Dart rode the elevator nervously, his finger resting on the CLOSE DOOR button, ready to push.

As the elevator doors slid open, he smelled cigarette smoke and heard a man and a woman in conversation. At this hour, he assumed them to be cleaners. He needed to return the cart and then get out, both without being seen.

The hallway was clear. The voices appeared to be coming from down toward the Property Room, where a door led to the parking lot. Grabbing a smoke, he realized.

“Johansen! Get over here!” a voice called out from Dart’s left as he was stepping into the hall.

“Coming,” the male smoker hollered back.

Johansen, the smoker, would have to pass the elevator to reach that other voice.

The detective stepped back into the car and punched the CLOSE DOOR button. Nothing! He punched it a second time and the doors finally responded, though to Dart they seemed to close more slowly than any pair of elevator doors he had ever encountered. The footsteps of the two smokers approached quickly, and it sounded to him that they would reach the elevator before the doors shut fully.

He tugged the cart parallel to the elevator car’s side wall and squeezed himself with his back against the panel.

But the elevator interior was done in mirror, he realized too late, and as the two smokers passed by, the woman glanced into the car and saw Dart’s reflection in the mirror.

Had he managed to appear calm, he might have pulled it off, but as it was, with his face screwed up into a knot and his eyes locked in terror, he gave himself, and his false identity, away.
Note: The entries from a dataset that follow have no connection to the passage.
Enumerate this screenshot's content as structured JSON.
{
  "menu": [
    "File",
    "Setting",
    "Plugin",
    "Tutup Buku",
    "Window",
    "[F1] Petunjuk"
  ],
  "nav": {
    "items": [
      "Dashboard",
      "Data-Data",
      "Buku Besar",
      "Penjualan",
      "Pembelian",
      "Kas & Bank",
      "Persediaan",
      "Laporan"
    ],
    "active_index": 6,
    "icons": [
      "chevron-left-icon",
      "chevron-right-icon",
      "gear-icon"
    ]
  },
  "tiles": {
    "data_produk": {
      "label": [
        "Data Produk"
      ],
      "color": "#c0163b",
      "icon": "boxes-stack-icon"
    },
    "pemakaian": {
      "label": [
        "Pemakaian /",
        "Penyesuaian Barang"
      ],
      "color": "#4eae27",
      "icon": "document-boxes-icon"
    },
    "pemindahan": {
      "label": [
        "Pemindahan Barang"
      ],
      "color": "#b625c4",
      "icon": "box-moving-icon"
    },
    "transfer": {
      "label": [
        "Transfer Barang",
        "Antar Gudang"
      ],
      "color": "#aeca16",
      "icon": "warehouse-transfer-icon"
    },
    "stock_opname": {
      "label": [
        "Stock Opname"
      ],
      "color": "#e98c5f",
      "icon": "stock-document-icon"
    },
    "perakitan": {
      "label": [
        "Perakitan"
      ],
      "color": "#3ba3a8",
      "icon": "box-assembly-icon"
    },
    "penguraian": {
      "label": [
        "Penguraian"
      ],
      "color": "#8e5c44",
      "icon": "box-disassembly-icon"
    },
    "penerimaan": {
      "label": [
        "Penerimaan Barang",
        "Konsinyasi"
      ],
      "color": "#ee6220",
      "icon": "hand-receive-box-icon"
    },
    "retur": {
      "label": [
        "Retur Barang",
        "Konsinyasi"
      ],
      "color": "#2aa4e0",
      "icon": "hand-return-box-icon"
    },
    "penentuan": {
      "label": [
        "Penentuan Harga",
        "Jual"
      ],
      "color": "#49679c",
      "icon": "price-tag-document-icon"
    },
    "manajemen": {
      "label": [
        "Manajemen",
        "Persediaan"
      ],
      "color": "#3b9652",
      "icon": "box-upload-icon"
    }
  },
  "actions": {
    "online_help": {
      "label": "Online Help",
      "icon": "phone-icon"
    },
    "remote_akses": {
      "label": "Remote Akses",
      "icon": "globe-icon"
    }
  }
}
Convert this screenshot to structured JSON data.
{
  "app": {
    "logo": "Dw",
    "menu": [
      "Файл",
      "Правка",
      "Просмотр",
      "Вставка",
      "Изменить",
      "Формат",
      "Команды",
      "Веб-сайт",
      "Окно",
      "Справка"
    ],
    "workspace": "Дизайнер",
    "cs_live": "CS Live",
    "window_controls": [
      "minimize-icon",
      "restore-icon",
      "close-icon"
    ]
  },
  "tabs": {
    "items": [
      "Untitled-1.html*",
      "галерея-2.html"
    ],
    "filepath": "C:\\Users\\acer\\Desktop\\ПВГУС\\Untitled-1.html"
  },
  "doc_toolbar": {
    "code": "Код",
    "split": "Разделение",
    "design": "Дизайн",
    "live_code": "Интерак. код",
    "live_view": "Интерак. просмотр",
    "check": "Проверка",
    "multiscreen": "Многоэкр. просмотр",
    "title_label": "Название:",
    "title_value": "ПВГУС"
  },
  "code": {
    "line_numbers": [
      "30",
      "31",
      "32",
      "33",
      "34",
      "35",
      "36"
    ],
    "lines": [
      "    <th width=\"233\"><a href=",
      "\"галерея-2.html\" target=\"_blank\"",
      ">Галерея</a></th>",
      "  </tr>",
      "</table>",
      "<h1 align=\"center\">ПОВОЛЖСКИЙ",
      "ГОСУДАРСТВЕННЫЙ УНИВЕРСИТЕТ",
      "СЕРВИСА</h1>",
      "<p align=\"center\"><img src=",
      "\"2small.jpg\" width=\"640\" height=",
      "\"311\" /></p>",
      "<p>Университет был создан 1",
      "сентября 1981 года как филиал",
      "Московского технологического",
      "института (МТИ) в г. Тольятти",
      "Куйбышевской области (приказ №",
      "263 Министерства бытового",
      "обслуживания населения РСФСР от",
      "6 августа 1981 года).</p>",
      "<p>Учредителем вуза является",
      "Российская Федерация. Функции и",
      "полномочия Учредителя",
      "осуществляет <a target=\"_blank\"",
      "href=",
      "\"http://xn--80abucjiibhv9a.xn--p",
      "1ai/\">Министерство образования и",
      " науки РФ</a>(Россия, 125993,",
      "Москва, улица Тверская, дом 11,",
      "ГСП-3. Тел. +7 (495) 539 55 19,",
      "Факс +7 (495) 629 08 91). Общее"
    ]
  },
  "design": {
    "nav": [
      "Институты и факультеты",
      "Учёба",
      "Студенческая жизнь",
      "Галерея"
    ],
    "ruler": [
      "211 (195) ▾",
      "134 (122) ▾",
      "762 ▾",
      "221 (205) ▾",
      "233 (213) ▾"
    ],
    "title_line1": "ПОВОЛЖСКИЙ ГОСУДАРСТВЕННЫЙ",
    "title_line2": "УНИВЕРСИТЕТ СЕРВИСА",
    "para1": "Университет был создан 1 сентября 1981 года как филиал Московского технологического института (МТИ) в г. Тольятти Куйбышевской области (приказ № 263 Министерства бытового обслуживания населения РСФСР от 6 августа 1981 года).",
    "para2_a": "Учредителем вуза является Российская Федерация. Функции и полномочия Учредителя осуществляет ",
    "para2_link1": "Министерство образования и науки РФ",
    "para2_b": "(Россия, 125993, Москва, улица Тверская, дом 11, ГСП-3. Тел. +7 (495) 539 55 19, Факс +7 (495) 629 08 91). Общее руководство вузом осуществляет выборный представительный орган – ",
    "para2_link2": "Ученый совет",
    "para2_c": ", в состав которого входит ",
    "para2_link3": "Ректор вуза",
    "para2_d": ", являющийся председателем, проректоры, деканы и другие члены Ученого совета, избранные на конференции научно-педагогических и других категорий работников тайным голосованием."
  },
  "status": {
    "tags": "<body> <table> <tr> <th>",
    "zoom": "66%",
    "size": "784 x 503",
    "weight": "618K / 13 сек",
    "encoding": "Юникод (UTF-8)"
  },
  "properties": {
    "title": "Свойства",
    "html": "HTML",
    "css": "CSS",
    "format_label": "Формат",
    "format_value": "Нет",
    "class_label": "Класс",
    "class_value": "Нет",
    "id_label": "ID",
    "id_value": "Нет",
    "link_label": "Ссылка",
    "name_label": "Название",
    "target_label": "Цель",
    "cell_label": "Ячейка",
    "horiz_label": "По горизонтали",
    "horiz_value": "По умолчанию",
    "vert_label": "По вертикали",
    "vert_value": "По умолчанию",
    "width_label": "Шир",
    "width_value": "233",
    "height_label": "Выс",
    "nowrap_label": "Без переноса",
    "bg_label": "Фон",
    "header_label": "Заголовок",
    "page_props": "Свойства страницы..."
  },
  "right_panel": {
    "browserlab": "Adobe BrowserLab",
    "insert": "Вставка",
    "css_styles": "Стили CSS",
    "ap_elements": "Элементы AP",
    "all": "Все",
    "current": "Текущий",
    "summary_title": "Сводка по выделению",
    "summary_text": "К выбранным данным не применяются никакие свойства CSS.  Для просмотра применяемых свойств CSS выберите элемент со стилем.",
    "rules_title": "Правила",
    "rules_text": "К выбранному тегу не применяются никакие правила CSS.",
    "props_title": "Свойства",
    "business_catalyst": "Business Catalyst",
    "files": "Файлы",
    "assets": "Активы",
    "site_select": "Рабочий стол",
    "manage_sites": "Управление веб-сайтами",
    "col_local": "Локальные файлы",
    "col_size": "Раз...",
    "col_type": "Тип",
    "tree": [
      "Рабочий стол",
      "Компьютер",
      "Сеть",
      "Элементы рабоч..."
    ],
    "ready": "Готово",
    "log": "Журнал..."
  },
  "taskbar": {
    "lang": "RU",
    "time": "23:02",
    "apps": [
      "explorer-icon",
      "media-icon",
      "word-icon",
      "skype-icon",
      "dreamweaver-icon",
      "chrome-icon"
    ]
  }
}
This woman worked with only three other people, and Joe Dartelli was not one of them.

The elevator doors thumped shut, and the car groaned as it lifted.

Dart had not pushed the second-floor button; someone had called the elevator.

Had the desk sergeant been alerted? Were they already looking for an imposter?

Dart tore off the mustache and shed the green work apron, preferring to be discovered as detective Joe Dartelli than a cop inexplicably impersonating a cleaner. As the elevator crawled upward, he prepared himself immediately to voice a complaint about the cleaning cart being left in the elevator.